I haven’t seen director Noah Baumbach’s previous works so really had no idea what to expect from this film but now that I’m very pleased with the elegant manner in which this film is crafted, I’m surely going to give his other films a try soon. Baumbach co-wrote the script with actress Greta Gerwig who plays the titular character, and the screenplay is a pure gem. The conversations feel very natural & unforced, the intriguing characters are carefully curated, the humour is wonderfully handled, and although this story is about friendship & road to adulthood, it never goes 'in your face' or tries being a social commentary. Camera crisply captures the events in black & white to provide a timeless sense to its story & locations. Editing briskly paces the drama, and the incorporation of right songs at right time only uplift the narrative.

Coming to the performances, Greta Gerwig is absolutely adorable as the endearing & undateable Frances and it is her heartwarming rendition of this cheerful character only that bestows an immense warmth to the whole picture. Frances is a 27-year-old woman with a weird combination: she looks older than her age but her behaviour is also very amateurish & childlike yet there is a lot to love about her. She has the excitement & optimism of a teenager, is an amazing & caring friend, welcomes the good or bad surprises of life as they come, her decisions are rather impulsive and she never tries to be something she is not. All in all, Gerwig has done a fabulous job in bringing Frances to life and her blatant expressions while delivering the dialogues plus the absence of 'grown up' acts add even more richness to her character. Mickey Sumner plays Sophie & her chemistry with Gerwig is delightful to watch. Lev & Benji, the guys with whom Frances shares an apartment in New York for a brief period, are also interesting characters and in a way, there is something unique about almost everyone in this film.

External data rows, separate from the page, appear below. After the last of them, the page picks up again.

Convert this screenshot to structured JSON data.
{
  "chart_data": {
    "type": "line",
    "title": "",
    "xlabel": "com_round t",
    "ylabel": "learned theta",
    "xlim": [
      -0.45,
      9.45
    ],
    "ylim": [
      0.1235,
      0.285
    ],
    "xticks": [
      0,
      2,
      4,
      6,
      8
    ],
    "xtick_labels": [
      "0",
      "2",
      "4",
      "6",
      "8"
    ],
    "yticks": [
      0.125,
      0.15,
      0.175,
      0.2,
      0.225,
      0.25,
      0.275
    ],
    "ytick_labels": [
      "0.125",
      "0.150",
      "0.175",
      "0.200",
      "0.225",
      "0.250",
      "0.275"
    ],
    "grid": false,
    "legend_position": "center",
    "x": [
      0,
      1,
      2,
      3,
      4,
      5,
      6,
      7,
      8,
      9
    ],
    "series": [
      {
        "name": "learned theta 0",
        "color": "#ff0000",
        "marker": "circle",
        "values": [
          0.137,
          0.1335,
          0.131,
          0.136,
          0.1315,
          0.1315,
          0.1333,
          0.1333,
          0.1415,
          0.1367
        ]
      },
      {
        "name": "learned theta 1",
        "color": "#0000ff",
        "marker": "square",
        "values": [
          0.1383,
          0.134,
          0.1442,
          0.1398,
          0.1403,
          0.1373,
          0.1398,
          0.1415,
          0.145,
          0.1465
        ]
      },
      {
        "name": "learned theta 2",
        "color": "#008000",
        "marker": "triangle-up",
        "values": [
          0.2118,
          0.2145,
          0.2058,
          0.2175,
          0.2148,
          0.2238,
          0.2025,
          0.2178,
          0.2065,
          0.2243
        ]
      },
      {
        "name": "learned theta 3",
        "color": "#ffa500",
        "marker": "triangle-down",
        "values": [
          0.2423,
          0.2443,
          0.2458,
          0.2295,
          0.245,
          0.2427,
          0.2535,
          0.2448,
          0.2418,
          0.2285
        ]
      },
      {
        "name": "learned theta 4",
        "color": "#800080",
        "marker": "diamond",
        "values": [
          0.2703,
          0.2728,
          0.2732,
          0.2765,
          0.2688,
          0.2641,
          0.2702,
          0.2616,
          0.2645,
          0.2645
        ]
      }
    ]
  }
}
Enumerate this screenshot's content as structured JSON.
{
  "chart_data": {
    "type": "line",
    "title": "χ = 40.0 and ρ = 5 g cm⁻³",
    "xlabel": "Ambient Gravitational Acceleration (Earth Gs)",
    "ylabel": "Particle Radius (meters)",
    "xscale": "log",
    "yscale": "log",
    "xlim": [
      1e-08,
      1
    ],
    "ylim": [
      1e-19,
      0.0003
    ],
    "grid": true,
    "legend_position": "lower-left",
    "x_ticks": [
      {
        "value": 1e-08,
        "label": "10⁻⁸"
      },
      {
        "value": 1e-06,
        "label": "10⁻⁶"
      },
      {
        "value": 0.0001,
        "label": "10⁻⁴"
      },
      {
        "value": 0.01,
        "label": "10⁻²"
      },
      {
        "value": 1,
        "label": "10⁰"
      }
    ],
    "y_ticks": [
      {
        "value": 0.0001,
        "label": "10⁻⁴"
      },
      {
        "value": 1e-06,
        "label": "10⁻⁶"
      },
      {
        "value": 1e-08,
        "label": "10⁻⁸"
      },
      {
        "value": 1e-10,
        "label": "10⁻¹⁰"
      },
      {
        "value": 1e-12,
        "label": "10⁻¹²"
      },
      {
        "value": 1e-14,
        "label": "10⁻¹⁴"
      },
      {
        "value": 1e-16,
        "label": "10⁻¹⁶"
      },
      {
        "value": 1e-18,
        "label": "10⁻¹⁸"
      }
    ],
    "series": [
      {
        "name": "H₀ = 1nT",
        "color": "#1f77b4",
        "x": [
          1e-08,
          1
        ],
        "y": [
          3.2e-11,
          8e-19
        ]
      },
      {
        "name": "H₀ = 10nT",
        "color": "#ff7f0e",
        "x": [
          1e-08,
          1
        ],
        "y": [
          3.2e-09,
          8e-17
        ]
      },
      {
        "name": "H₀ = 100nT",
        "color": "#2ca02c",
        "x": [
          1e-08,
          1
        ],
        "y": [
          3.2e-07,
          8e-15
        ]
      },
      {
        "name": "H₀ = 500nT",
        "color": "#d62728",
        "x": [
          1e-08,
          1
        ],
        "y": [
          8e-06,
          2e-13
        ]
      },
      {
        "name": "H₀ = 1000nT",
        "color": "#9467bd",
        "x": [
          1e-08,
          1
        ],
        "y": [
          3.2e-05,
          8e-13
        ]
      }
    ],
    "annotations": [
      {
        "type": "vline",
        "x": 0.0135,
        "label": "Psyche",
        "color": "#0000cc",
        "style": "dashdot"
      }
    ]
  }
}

Few viewers complain that Frances is simply an immature character who is still clinging on to her dream world instead of moving on, taking responsibilities and dedicating herself seriously to get what she wants from her life. What these people don’t understand is that not all who wander are lost and that there is a small crowd out there that gives higher priorities to other things in life than just success or failure. There is a moment in the film where Frances wonderfully expresses what she wants from life and it’s a clear sign of how much her best friend matters to her. Things change, people change & life keeps testing us at all times but most of us still wish to relive the most memorable time of our lives or resurrect the relationships that once seemed invincible. And that’s what this film is about. On an overall scale, Frances Ha is an immensely satisfying comedy drama that handles its complex issues in a very light-hearted manner, has such sweetness & charm to it that it kept a smile on my face throughout its runtime and for the kind of film it is, it surely deserves a broader viewership. Surprisingly impressive enough to rank amongst the best films of its year, Frances Ha comes one hundred percent recommended.